Salesforce inspector comes to help, it is pretty handy and nothing needs to be installed to your Salesforce org., just follow the step to download permission set metadata into a zip file.

Salesforce inspector panel

select permissionsets and click Download metadata

wait for a few seconds to download the metadata

Extract the zip file, each permission set will be stored as a file with the extension ".permissionset". Open the file with a text editor, such as Notepad++, now you have full visibility the content of that permission set, it will tell field permission, object permission, custom permission, apex class, tab setting, apex page, user permission. etc.

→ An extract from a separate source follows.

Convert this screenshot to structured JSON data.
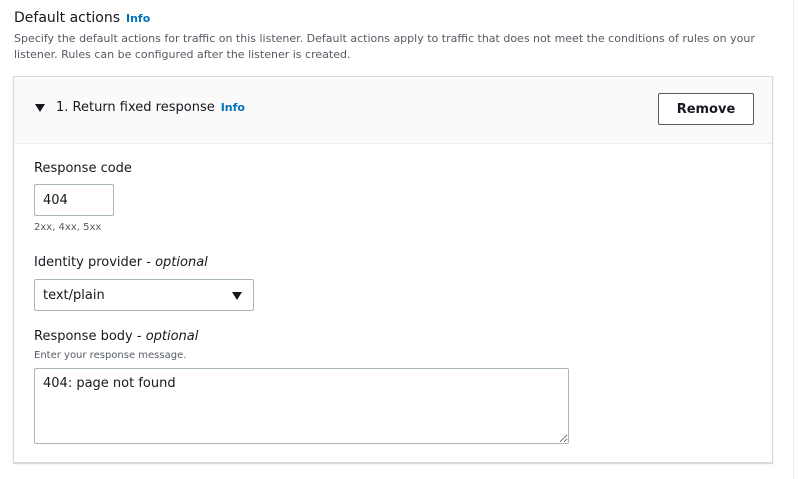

<?xml version="1.0" encoding="UTF-8"?>
<PermissionSet xmlns="http://soap.sforce.com/2006/04/metadata">
    <fieldPermissions>
        <editable>true</editable>
        <field>Account.Acc_Percent__c</field>
        <readable>true</readable>
    </fieldPermissions>
    <fieldPermissions>
        <editable>false</editable>
        <field>Account.Active__c</field>
        <readable>true</readable>
    </fieldPermissions>
    <hasActivationRequired>false</hasActivationRequired>
    <label>Activate Contract 2</label>
    <objectPermissions>
        <allowCreate>false</allowCreate>
        <allowDelete>false</allowDelete>
        <allowEdit>false</allowEdit>
        <allowRead>true</allowRead>
        <modifyAllRecords>false</modifyAllRecords>
        <object>Account</object>
        <viewAllRecords>false</viewAllRecords>
    </objectPermissions>
    <objectPermissions>
        <allowCreate>false</allowCreate>
        <allowDelete>false</allowDelete>
        <allowEdit>true</allowEdit>
        <allowRead>true</allowRead>
        <modifyAllRecords>false</modifyAllRecords>
        <object>Contract</object>
        <viewAllRecords>false</viewAllRecords>
    </objectPermissions>
    <objectPermissions>
        <allowCreate>false</allowCreate>
        <allowDelete>false</allowDelete>
        <allowEdit>true</allowEdit>
        <allowRead>true</allowRead>
        <modifyAllRecords>false</modifyAllRecords>
        <object>Order</object>
        <viewAllRecords>false</viewAllRecords>
    </objectPermissions>
    <userPermissions>
        <enabled>true</enabled>
        <name>ActivateContract</name>
    </userPermissions>
</PermissionSet>


PermComparator
Another option is to use PermComparator, however you need to switch between User Permissions, Object Permissions, and Setup Entity Permissions to see all extra permissions added in the permission set.